In the 2010s, the capital of Texas grew faster than any other major U.S. metro, pulling in movers from around the country. Initially, downtown and suburban areas struggled to build enough apartments and single-family homes to meet the influx of demand, and housing costs bloomed across the region. Since the beginning of the pandemic, even as rent inflation has gone berserk nationwide, no city has experienced anything like Austin’s growth in housing costs. In 2021, rents rose at the most furious annual rate in the city’s history. In 2022, rent growth exceeded every other large city in the country, as Austin’s median rent nearly doubled.
This might sound like the beginning of a familiar and depressing story—one that Americans have gotten used to over the past few decades, especially if they live in a coastal blue state. California and New York, anchored by “superstar” clusters in Silicon Valley, Hollywood, and Wall Street, have pulled in some of the nation’s most creative workers, who have pushed price levels up. But a combination of stifling construction regulations, eternal permitting processes, legal tools to block new development, and NIMBY neighbors restricted the addition of more housing units. Rent and ownership costs rose in America’s richest cities, until families started giving up and moving out. As the economics writer Noah Smith has argued, California and New York are practically driving people out of the state “by refusing to build enough housing."

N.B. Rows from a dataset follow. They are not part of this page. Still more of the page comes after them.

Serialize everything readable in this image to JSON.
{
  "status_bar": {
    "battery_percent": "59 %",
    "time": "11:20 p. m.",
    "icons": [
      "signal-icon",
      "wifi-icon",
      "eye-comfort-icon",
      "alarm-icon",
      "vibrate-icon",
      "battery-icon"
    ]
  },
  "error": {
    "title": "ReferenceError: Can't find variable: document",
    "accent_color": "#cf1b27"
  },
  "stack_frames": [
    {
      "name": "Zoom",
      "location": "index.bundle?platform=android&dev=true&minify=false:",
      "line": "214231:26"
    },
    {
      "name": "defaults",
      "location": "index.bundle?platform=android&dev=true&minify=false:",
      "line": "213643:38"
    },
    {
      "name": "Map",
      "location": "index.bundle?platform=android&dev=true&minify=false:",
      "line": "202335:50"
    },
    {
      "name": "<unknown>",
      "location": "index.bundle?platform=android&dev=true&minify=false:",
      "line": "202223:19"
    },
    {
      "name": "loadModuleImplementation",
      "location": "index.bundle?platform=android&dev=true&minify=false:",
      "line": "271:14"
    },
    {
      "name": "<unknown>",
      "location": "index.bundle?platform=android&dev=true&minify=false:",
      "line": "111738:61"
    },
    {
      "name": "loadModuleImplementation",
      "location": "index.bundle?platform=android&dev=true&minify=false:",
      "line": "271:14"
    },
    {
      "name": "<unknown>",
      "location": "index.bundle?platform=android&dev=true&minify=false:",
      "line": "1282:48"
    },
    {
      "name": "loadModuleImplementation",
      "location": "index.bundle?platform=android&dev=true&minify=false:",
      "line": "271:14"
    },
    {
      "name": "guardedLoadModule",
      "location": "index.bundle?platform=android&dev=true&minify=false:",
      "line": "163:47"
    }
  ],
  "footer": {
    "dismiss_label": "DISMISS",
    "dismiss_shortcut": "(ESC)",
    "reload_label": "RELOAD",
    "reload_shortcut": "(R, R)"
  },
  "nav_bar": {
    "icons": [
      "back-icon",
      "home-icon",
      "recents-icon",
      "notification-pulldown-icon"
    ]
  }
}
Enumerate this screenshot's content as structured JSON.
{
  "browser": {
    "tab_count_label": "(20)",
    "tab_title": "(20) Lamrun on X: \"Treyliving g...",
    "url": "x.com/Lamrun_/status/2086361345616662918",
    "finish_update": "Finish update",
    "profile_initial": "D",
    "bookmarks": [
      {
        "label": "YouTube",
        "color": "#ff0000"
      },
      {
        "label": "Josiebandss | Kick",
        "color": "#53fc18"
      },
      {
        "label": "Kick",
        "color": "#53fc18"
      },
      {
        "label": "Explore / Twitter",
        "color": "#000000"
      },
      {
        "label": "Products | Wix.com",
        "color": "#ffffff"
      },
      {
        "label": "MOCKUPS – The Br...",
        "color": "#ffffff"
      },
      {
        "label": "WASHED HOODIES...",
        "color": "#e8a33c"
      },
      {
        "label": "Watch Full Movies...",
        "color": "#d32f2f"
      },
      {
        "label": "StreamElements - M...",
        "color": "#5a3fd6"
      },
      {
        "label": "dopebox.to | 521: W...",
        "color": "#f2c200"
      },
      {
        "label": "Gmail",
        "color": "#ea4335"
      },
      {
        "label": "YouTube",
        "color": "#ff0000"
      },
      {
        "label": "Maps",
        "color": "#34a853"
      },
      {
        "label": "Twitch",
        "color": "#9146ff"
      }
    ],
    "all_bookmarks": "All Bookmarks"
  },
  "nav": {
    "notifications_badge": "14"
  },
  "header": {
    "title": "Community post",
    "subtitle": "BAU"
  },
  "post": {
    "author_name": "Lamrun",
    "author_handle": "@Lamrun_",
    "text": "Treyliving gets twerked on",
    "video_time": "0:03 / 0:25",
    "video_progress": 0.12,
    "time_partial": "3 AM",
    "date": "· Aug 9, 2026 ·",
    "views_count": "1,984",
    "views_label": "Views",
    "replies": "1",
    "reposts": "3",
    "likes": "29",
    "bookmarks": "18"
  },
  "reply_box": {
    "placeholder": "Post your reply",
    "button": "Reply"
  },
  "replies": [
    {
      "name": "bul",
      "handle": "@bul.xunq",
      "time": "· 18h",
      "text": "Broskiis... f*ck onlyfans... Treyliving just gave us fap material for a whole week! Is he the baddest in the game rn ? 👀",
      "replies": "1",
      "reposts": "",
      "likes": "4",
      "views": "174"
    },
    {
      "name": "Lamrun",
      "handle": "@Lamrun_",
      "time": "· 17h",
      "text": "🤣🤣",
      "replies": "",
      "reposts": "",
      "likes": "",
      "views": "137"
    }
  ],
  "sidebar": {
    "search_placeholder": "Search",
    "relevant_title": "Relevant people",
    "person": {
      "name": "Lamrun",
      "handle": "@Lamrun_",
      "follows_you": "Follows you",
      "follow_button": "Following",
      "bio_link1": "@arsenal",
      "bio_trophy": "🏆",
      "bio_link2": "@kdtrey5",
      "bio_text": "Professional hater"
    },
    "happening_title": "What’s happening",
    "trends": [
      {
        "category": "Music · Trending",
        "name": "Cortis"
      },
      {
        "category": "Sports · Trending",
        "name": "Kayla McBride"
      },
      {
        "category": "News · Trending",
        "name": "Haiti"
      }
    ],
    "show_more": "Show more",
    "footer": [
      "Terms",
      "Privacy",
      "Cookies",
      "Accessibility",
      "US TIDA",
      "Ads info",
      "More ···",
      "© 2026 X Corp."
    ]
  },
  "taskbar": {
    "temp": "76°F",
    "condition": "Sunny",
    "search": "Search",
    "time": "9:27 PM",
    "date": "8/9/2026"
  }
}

But Austin—and Texas more generally—has defied the narrative that skyrocketing housing costs are a problem from hell that people just have to accept. In response to rent increases, the Texas capital experimented with the uncommon strategy of actually building enough homes for people to live in. This year, Austin is expected to add more apartment units as a share of its existing inventory than any other city in the country. Again as a share of existing inventory, Austin is adding homes more than twice as fast as the national average and nearly nine times faster than San Francisco, Los Angeles, and San Diego. (You read that right: nine times faster.)
The results are spectacular for renters and buyers. The surge in housing supply, alongside declining inbound domestic migration, has led to falling rents and home prices across the city. Austin rents have come down 7 percent in the past year.
One could celebrate this report as a win for movers. Or, if you’re The Wall Street Journal, you could treat the news as a seriously frightening development.
This is one of the corners we’ve painted ourselves into. Housing is too expensive, but it’s also the nest-eggs for a lot of people. So we either keep the price of housing high and people can’t afford it, or we lower the price of housing and a lot of ordinary folks who did what they were told was good will lose out.
Those are the same people who told my generation that we would all be failures if we didn’t pay tens to hundreds of thousands of dollars to get a college degree, so my sympathies are limited.
Late life shouldn’t need a nest egg. But, you know, gotta make sure doctors are rich.
Haha, doctors? Nah, we’re way past that stage fam
Private practice was largely choked out - most doctors work for healthcare systems now. They make reasonable money, but they’re pushed to their limits to be just comfortably middle class these days. Remaining private practice doctors get paid a bit better if they have a lot of work, but it’s not what it used to be
Healthcare systems, pharma, medical device producers, and insurance. That’s where all the money goes
I think you got downvoted because in reality it’s not so black in white. An increase in home production doesn’t mean build so many home the value of a home drops next week. The idea is to be building homes to where the value of homes starts to plateau compared to income.
If you bought a home before, you were able to purchase a home sooner when they were expensive and were able to utilize all the advantages that come with home ownership sooner. Over time you would see the market changing and make investment decisions based on those indicators. You would have still built equity in your home.
Of course the change wouldn’t be immediate, and wouldn’t completely devalue homes across the country. However, people who were planning on their house going up 50% in value but only see it go up 30% in value won’t feel too good about that.
This isn’t so much about the fairness of the policy, but the politics. Existing homeowners have a lot of power at the local level, and are usually politically involved. If these people feel short-changed they won’t have happy feelings for the party that got it passed. But I guess that’s why they’re called “reactionaries.”